Beghal’s parents and siblings seized all his possessions, including a profitable poultry business on his family’s land that he was running.
“While going to work with others, because I had to support my family, insults and threats fell on me, because the people I was going to work with quickly learned that I was a Christian, a murtad [apostate],” he said. “It was my family members who first started the news, and it followed me everywhere.”
He received enough serious death threats that he filed several complaints with police, he said.
“Twice I asked the gendarmerie to intervene to protect my family and me, my wife and our two little girls,” Beghal said.
Receiving no help from police, he moved his family to Chlef, 84 kilometers (52 miles) east, leaving all relations and possessions behind and doing odd jobs to try to make ends meet.
By 2017, his in-laws had learned of his conversion and resolved to take action. Summoned before her parents, mortified with fear, his wife denied being a Christian. She has never treated him the same since, Beghal said.
In early August 2017, his wife, accompanied by her parents, filed a complaint with gendarmerie. She accused him of attacking Islam and destroying a box inscribed with a verse from the Koran on it, he said.
“The gendarmes came to my house and searched the whole house,” Beghal said. “But they did not find anything that could prove the statements of my accusers. So they took me to their brigade, where they kept me for a whole night. The next day they released me.”
Gendarmerie monitored his movements for at least one year, he said. Seeing that police were unwilling to jail him, Beghal’s in-laws pressured his wife to seek a divorce a week after she filed the complaint, he said.
“And they took my two daughters to prevent me from seeing them,” he said.
During the first week of last December, on one of his many visits to court to try to obtain enforcement of his right to visit his children, he was surprised to receive an order to appear before a judge on Dec. 30 to respond to his wife’s accusations of “undermining Islam,” he said.
“I was really afraid of being in prison, knowing the risks of the famous Law 03/06 against Christians,” Beghal said.
Algeria’s Law 03/2006, commonly known as Law 03/06, calls for a prison term of two to five years and a fine of 500,000 to 1 million dinars (US$4,343 to US$8,687) for anyone who undertakes any means intended to undermine the faith of a Muslim.
Accompanied by an attorney hired by the Protestant Church of Algeria (EPA) umbrella group, he appeared at a court in Boukadir, Chlef province, where a judge acquitted him for lack of evidence, he said.
“That was a nice end-of-year gift for me, but I was very hurt because my own wife filed a complaint against me,” Beghal said. “It was very difficult for me to release that.”
His troubles are far from over. On the same day he was acquitted, someone from his home village published on social media that he was a Christian who had denied Islam, “something that could do me a lot of harm,” he said.
Forced to return to his parents’ home where his troubles began, Beghal is deeply discouraged.
“Today I am far from my family, my wife, and my two daughters, without work or home,” he said. “Such is the lot of a Muslim who converts to Christianity in Algeria today.”

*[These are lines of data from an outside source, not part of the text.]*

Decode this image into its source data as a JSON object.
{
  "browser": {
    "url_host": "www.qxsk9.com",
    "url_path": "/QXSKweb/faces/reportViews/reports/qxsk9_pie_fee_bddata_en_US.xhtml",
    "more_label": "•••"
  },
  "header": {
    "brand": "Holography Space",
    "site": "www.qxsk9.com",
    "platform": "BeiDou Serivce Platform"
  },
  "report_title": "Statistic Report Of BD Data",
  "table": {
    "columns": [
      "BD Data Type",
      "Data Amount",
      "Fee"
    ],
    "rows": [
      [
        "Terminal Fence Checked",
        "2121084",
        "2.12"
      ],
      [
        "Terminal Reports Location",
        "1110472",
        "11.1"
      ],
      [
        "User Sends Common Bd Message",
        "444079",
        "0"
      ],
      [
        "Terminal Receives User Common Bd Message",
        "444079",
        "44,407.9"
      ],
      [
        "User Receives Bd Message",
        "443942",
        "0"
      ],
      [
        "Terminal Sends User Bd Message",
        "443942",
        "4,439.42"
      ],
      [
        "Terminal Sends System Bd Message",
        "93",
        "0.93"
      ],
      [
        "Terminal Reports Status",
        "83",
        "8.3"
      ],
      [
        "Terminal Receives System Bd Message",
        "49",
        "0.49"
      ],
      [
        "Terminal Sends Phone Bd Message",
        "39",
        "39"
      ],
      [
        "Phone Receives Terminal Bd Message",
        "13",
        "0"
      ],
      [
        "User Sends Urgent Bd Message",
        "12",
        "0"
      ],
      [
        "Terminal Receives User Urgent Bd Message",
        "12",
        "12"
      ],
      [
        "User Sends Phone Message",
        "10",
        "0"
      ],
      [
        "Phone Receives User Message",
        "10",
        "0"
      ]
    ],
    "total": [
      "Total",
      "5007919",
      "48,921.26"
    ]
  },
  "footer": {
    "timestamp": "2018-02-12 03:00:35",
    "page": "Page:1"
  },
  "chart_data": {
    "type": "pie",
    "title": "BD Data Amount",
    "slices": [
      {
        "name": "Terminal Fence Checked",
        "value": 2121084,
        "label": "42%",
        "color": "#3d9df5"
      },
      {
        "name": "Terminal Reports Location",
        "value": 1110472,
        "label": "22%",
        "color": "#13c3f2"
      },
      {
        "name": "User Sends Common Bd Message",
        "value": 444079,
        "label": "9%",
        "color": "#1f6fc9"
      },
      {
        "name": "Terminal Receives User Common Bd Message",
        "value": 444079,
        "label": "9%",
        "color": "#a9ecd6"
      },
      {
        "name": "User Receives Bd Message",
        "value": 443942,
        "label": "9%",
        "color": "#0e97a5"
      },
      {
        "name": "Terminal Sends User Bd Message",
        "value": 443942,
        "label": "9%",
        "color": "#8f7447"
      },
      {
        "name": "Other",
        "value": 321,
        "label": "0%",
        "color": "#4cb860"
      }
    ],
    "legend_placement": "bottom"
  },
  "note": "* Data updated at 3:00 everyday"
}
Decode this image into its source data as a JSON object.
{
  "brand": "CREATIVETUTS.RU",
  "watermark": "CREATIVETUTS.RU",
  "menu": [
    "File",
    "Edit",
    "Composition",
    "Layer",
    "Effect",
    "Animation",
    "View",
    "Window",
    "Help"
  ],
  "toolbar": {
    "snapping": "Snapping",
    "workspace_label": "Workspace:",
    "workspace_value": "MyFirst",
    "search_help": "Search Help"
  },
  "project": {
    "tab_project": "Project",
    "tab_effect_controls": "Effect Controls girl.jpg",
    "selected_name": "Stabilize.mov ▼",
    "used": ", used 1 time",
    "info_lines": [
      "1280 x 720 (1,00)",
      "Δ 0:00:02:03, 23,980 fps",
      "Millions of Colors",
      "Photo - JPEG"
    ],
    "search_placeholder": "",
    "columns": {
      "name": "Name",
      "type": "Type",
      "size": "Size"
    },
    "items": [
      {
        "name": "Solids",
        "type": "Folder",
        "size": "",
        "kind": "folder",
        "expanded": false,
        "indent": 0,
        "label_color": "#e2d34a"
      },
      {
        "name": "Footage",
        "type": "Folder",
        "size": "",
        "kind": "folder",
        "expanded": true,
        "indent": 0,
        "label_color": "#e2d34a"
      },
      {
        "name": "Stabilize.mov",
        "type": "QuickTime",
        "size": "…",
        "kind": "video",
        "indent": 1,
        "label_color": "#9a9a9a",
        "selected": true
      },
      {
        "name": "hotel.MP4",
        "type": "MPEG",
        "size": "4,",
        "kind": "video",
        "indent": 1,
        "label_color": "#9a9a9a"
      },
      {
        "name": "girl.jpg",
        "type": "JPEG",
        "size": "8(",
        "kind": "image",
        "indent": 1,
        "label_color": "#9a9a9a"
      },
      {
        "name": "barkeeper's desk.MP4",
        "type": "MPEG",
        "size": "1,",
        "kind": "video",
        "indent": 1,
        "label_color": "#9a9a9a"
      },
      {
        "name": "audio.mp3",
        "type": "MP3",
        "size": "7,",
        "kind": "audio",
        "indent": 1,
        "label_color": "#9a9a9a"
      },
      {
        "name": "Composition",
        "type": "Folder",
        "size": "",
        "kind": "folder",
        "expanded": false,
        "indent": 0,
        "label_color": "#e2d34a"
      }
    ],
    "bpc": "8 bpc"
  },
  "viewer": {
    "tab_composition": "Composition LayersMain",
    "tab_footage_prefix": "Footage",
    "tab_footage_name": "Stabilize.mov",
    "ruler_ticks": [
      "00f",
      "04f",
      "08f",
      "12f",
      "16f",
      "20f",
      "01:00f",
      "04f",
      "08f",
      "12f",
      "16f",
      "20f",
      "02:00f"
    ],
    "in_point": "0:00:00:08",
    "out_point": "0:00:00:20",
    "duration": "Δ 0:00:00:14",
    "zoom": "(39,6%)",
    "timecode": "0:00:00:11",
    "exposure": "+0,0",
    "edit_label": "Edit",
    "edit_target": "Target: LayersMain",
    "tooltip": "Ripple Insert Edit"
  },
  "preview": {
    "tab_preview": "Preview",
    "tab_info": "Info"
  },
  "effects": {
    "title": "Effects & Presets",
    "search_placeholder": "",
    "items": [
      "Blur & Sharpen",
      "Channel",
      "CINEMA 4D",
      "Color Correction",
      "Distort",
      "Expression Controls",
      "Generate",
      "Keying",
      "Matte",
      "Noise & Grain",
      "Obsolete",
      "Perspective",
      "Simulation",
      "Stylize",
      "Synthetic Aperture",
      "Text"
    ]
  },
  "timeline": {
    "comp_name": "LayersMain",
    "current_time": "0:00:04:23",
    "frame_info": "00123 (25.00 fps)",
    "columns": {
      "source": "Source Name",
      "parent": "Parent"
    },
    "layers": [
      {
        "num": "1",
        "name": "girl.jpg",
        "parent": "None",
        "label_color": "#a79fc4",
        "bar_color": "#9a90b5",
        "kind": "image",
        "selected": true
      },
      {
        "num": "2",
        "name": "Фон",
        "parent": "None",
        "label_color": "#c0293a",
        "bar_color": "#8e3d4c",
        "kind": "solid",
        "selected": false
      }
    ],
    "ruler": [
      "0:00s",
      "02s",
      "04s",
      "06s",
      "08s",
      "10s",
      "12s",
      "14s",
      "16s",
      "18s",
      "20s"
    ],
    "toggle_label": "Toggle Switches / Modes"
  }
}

Islam is the state religion in Algeria, where 99 percent of the population of 40 million are Muslim. Since 2000, thousands of Algerian Muslims have put their faith in Christ. Algerian officials estimate the number of Christians at 50,000, but others say it could be twice that number.
Algeria ranked 42nd on Christian support organization Open Doors’ 2018 World Watch List of the countries where it is most difficult to be a Christian.